Workplace concerns have bubbled up before with local nurses, said VerPlanck, who has met with local labor leaders and nurses in years past to discuss options.
"We’ve tried to unionize nurses a couple of times, and it just fizzles," he said, attributing part of the challenge to varied nursing schedules that make it difficult for nurses to know – and build trust with – their peers.
Four other nurses contacted for this story either immediately declined to be interviewed, citing fear of losing their jobs, or initially agreed but then failed to return repeated phone messages – despite the fact that all were promised they wouldn’t be identified by name.
Asking nurses to work more than 12 consecutive hours is not a staffing solution, said Cipriano, of the American Nurses Association. "Every organization really has a responsibility to ensure they have adequate staffing," she said, adding that "adequate" refers to the number of nurses and to the specialty training each nursing assignment calls for, such as cardiac or intensive care.
Blayne Miley, director of policy and advocacy for the Indiana State Nurses Association, said the Indianapolis-based organization tries to promote and share best practices in staffing. Using those practices makes financial sense, he said.
Drawbacks of extending 12-hour shifts include greater nurse burnout, which leads to increased nurse turnover and higher training costs for replacement nurses, Miley said.
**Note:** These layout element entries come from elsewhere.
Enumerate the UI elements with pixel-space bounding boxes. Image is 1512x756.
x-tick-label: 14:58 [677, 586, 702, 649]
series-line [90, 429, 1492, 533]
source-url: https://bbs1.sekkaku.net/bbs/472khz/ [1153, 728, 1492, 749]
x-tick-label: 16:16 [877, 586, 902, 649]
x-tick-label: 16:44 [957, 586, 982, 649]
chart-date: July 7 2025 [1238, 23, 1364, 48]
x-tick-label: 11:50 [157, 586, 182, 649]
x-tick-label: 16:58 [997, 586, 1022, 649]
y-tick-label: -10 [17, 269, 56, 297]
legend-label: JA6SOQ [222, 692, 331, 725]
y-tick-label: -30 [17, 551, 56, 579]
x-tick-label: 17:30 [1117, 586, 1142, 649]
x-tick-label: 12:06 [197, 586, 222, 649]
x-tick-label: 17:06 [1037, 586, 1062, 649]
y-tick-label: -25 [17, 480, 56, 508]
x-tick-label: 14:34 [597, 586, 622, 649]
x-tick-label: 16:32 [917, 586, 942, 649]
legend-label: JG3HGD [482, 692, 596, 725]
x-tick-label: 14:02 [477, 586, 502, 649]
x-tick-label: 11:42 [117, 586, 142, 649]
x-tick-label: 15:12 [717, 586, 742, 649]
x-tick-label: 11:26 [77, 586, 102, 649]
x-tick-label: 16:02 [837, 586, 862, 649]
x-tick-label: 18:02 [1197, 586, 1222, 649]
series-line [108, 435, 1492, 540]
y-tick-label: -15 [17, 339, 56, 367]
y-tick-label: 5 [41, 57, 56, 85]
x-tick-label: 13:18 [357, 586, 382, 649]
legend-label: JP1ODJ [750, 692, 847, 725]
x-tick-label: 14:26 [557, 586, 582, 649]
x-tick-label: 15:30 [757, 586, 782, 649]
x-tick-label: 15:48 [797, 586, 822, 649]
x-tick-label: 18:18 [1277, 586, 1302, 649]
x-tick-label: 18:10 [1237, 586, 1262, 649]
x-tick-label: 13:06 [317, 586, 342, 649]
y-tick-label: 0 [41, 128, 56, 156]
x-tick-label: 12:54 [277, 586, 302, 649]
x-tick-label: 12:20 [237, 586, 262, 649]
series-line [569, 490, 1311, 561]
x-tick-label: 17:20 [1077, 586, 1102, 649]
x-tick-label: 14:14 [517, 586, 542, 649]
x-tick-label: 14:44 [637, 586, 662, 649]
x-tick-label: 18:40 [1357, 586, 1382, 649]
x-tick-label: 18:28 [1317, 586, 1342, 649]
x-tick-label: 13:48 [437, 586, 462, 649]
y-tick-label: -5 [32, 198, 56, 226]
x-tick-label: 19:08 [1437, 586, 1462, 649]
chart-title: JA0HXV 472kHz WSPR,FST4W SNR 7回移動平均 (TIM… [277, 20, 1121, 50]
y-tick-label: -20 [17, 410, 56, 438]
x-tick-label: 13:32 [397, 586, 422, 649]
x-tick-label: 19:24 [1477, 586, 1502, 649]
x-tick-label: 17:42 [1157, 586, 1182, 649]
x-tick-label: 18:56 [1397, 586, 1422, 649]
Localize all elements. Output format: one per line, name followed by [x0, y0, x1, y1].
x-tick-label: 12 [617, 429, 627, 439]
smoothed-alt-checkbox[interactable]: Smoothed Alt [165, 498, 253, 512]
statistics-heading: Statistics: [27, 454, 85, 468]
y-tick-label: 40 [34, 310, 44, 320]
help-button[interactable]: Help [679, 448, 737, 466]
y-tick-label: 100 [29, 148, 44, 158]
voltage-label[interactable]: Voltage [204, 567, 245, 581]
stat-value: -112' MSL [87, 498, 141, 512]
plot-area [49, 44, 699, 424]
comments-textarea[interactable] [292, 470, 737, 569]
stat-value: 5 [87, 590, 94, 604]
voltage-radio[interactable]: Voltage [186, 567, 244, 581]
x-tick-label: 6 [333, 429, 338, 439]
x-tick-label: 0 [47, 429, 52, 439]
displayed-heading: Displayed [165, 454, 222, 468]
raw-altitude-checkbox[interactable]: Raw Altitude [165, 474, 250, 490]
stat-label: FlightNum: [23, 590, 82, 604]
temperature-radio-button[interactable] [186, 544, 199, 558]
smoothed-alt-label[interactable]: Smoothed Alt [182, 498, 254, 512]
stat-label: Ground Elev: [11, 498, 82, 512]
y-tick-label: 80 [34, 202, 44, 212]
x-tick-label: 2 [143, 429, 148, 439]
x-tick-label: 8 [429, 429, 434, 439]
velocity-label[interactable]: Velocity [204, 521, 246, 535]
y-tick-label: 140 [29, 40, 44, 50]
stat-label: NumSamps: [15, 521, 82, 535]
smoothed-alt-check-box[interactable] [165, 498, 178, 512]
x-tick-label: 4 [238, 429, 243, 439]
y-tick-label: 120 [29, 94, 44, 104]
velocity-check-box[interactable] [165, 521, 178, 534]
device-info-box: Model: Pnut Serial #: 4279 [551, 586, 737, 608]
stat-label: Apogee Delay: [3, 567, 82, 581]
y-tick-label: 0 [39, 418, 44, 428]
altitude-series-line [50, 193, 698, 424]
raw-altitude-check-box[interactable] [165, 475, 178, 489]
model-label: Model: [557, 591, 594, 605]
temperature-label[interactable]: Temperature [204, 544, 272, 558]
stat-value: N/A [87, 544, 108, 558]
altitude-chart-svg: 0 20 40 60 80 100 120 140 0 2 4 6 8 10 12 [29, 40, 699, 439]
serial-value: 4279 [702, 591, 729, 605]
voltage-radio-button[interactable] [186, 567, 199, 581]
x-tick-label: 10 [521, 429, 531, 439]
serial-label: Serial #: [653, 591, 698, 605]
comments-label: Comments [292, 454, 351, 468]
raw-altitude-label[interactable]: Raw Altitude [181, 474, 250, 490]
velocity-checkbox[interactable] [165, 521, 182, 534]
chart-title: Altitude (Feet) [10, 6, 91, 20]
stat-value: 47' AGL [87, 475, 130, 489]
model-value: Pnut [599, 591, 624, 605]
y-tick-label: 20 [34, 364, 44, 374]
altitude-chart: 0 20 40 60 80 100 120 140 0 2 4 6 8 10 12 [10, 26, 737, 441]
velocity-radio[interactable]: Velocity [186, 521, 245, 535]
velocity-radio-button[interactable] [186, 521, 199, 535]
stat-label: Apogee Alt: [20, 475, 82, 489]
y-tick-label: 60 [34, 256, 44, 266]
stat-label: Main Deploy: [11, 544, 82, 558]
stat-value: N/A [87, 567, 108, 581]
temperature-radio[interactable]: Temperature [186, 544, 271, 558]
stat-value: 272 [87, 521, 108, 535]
The concern, of course, is that a nurse will be too tired to do the job correctly.
The American Nurses Association’s 16-page policy paper on nurse fatigue says "registered nurses are accountable for their practice and have an ethical responsibility to address fatigue and sleepiness in the workplace that may result in harm and prevent optimal patient care."
The Washington-based association’s professional issue panel on nurse fatigue spent more than a year drafting the position statement, which replaced two statements that addressed nurses and employers separately.
In it, the professional association stresses that nurses and employers have a responsibility to ensure that mentally and physically tired nurses are not asked to care for patients.
Nurses’ responsibilities include getting adequate sleep before reporting to work, taking meal and rest breaks during work shifts and using "fatigue countermeasures to maintain alertness." Those measures could include ingesting appropriate amounts of caffeine and taking scheduled nap breaks.
The policy paper goes on to say: "Registered nurses are responsible for negotiating or even rejecting a work assignment that compromises the availability of sufficient sleep and recovery from work."
Under employers’ responsibilities, the nurses’ association includes limiting work shifts "to a maximum of 12 hours in 24 hours. Those limitations include on-call hours in addition to actual work hours."
But even if working overtime wouldn’t put a nurse in the position of exceeding 12 hours on the job, the association said, he or she should be allowed to decline the additional hours without penalty.